Example 12. The computer-implemented method of any of the preceding examples, further comprising mapping, by the one or more processors, the entity to a group entity based on: a requirement to include the group entity in the blockchain with the event; or a search of a public or private repository that includes information related to the group entity.
Example 13. The computer-implemented method of example 12, further comprising issuing, by the one or more processors, the aggregate digital resource object to the group entity or to the entity.
Example 14. The computer-implemented method of any of the preceding examples, wherein: the aggregate digital resource object is used to reduce a plan premium; or the aggregate digital resource object is exchangeable on an exchange platform for one or more other digital resource objects.
Example 15. The computer-implemented method of any of the preceding examples, further comprising: generating, by the one or more processors, a digital resource object for each digital resource object category mapped to the event.
Example 16. A system, comprising: at least one memory having processor-readable instructions stored therein; and at least one processor configured to access the at least one memory and execute the processor-readable instructions to perform operations, the operations comprising: detecting a presence of an event written to a blockchain as one or more data objects, the event being associated with an entity; determining one or more digital resource object categories to be mapped to the event based on one or more factors; determining at least one magnitude value associated with each of the one or more digital resource object categories based on an evaluation of the event, the evaluation including an analysis of one or more parameters associated with the event; and generating an aggregate digital resource object based on each determined magnitude value.
Example 17. The system of example 16, wherein the event is written to the data store based on a consensus mechanism.
Example 18. The system of any of Examples 16-17, wherein determining the at least one magnitude value further includes: for a respective digital resource object category mapped to the event, determining one or more digital resource object sub-categories mapped to the respective digital resource object category; determining at least one parameter value associated with each of the one or more digital resource object sub-categories based on an evaluation of a data association between the respective digital resource object category and each of the one or more digital resource object sub-categories; and aggregating each determined parameter value.
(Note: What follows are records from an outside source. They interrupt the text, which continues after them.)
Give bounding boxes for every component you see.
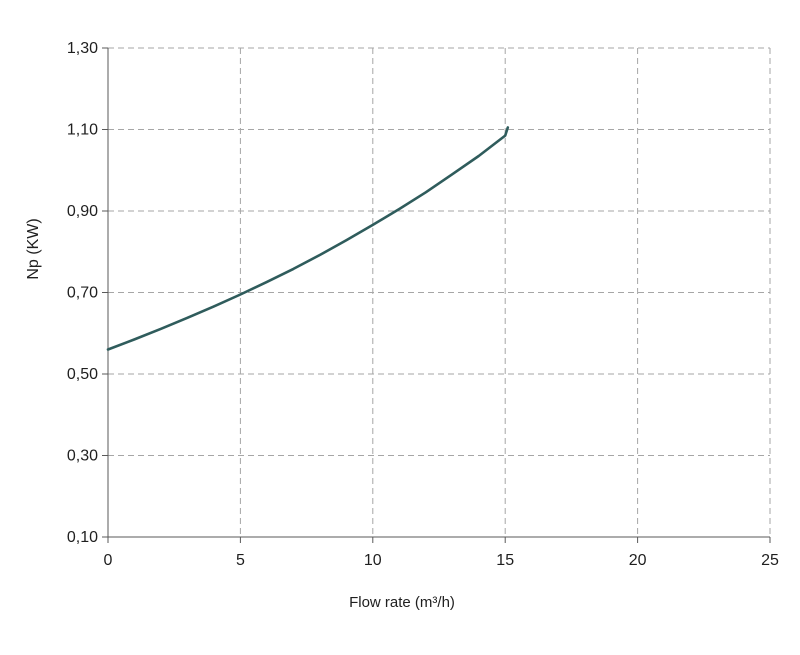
x-axis-title: Flow rate (m³/h) [349, 594, 455, 611]
y-tick-label: 0,90 [67, 203, 98, 220]
x-tick-label: 10 [364, 552, 382, 569]
x-tick-label: 15 [496, 552, 514, 569]
x-tick-label: 5 [236, 552, 245, 569]
axes [102, 47, 771, 543]
y-tick-label: 0,50 [67, 366, 98, 383]
series-line [106, 126, 510, 351]
y-tick-label: 1,10 [67, 122, 98, 139]
y-tick-label: 1,30 [67, 40, 98, 57]
x-tick-label: 20 [629, 552, 647, 569]
x-tick-label: 25 [761, 552, 779, 569]
y-axis-title: Np (KW) [25, 218, 42, 279]
x-tick-label: 0 [104, 552, 113, 569]
y-tick-label: 0,70 [67, 285, 98, 302]
grid [108, 47, 771, 537]
tick-labels: 0,10 0,30 0,50 0,70 0,90 1,10 1,30 0 5 10 15 20 25 [67, 40, 779, 569]
y-tick-label: 0,30 [67, 448, 98, 465]
series-lines [106, 126, 510, 351]
y-tick-label: 0,10 [67, 529, 98, 546]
Example 19. The system of example 18, wherein the one or more digital resource object categories are associated with a health determinant model, and wherein the one or more digital resource object sub-categories are associated with a mortality projection model or a survival analysis model.
Example 20. A non-transitory computer-readable medium storing a set of instructions that, when executed by at least one processor, cause the at least one processor to perform operations comprising: detecting a presence of an event written to a blockchain as one or more data objects, the event being associated with an entity; determining one or more digital resource object categories to be mapped to the event based on one or more factors; determining at least one magnitude value associated with each of the one or more digital resource object categories based on an evaluation of the event, the evaluation including an analysis of one or more parameters associated with the event; and generating an aggregate digital resource object based on each determined magnitude value.